How is the US violating the Convention? By allowing children to work in hazardous conditions:
In keeping with the convention, the FLSA bans employment in hazardous occupations and work activities for persons under 18 years old. However, it runs afoul of the convention, in part, with permissive rules that apply to child labor in hazardous agricultural occupations, including a lower minimum age of 16.
Also, because the federal minimum wage- the Fair Labor Standards Act (FLSA)- is the main enforcement tool against child labor, the fact that much of agriculture is exempted from FLSA means that many children end up working in US fields, with injury and death uncomfortably common:
In a significant caveat, NIOSH referred to the FLSA exemptions for agricultural work, noting that its study "does not address statutory issues such as minimum age for work in HOs and exemptions from the FLSA … Many deaths and serious injuries occur among youth not covered by the FLSA."

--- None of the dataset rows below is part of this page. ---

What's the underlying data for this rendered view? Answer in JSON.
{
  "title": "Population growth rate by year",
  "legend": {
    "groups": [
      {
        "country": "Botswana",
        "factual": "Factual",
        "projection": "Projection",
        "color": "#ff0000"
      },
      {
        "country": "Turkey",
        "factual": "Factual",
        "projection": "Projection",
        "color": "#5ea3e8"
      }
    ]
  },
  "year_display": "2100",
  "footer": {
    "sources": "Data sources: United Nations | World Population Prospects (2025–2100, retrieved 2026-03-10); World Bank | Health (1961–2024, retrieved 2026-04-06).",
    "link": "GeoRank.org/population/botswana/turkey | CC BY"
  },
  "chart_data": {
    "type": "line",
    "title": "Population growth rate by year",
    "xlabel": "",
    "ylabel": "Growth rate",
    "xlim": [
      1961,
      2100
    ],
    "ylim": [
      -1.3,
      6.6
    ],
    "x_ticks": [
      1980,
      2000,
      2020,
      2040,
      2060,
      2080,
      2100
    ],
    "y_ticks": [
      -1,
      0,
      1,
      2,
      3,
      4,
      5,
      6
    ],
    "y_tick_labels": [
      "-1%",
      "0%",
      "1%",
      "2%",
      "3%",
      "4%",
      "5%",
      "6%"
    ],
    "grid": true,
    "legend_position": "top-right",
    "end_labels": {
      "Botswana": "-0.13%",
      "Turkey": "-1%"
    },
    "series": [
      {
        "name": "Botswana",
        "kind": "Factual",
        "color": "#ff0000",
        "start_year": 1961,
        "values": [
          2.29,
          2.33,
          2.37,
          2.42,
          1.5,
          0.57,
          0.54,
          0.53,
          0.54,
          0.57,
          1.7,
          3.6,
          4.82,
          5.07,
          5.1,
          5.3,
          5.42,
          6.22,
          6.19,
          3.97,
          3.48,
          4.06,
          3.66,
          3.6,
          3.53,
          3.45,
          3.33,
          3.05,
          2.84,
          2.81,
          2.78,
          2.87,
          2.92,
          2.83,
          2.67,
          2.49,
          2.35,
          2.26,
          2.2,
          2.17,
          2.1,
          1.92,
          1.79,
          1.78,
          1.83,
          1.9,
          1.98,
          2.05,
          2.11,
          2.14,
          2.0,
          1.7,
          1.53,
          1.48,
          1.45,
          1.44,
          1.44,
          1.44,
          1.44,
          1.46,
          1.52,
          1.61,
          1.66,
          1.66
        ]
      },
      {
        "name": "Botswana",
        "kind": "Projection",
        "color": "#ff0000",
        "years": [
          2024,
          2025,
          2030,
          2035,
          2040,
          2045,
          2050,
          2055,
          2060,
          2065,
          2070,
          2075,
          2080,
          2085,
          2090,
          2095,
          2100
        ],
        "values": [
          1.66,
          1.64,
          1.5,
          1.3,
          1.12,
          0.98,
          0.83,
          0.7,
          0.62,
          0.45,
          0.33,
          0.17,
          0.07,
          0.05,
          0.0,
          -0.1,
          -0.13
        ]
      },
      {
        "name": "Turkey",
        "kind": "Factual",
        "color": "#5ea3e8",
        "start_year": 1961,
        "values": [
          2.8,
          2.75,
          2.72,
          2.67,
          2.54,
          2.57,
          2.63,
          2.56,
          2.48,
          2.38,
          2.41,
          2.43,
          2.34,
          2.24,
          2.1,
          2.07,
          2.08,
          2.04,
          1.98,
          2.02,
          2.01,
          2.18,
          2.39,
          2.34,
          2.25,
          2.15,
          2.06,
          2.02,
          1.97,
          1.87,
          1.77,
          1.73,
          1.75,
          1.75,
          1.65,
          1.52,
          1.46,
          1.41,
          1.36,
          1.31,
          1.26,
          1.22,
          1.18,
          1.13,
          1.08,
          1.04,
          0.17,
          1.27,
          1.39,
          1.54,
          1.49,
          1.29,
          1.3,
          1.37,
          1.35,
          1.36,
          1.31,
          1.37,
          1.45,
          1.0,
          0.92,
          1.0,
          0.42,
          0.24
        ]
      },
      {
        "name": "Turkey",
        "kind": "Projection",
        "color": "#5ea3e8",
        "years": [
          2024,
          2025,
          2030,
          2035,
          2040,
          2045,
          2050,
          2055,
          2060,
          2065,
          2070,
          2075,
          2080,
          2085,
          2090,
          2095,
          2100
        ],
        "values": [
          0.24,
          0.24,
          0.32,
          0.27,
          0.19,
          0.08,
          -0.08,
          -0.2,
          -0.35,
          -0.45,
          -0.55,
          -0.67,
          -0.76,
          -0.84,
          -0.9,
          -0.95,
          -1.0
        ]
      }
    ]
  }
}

The report states: "Thirty-five percent of the young workers killed over the 1992-1997 period lost their lives in agricultural production jobs … Youth 15 to 17 years of age working in agriculture appeared to have over four times the risk for fatal injury of youth workers in other industries … Changes to HOs could not be expected to impact these young worker injury deaths since they are exempt from the FLSA."

It's worth understanding that this is not an oversight. The US government is deliberately violating international law in the field of agriculture, something acknowledged when the Child Labor Convention was approved in the Senate:
The U.S. Senate saw the problem coming from the outset and qualified its 1999 ratification with an "understanding" that, in its view, Convention 182 was not intended "to lead to a change in the agricultural employment provisions or any other provision of the Fair Labor Standards Act in the United States." Since reservations to ILO conventions are inadmissible, however, the Senate's legal gimmick for securing a politically cost-free ratification failed to fend off the committee's scrutiny.

The Bush administration, it seems, now intends to ignore the ILO’s determination of U.S. noncompliance with the convention, while keeping it out of the public discourse.

Killing children in violation of international law- it's not just for third world dictators.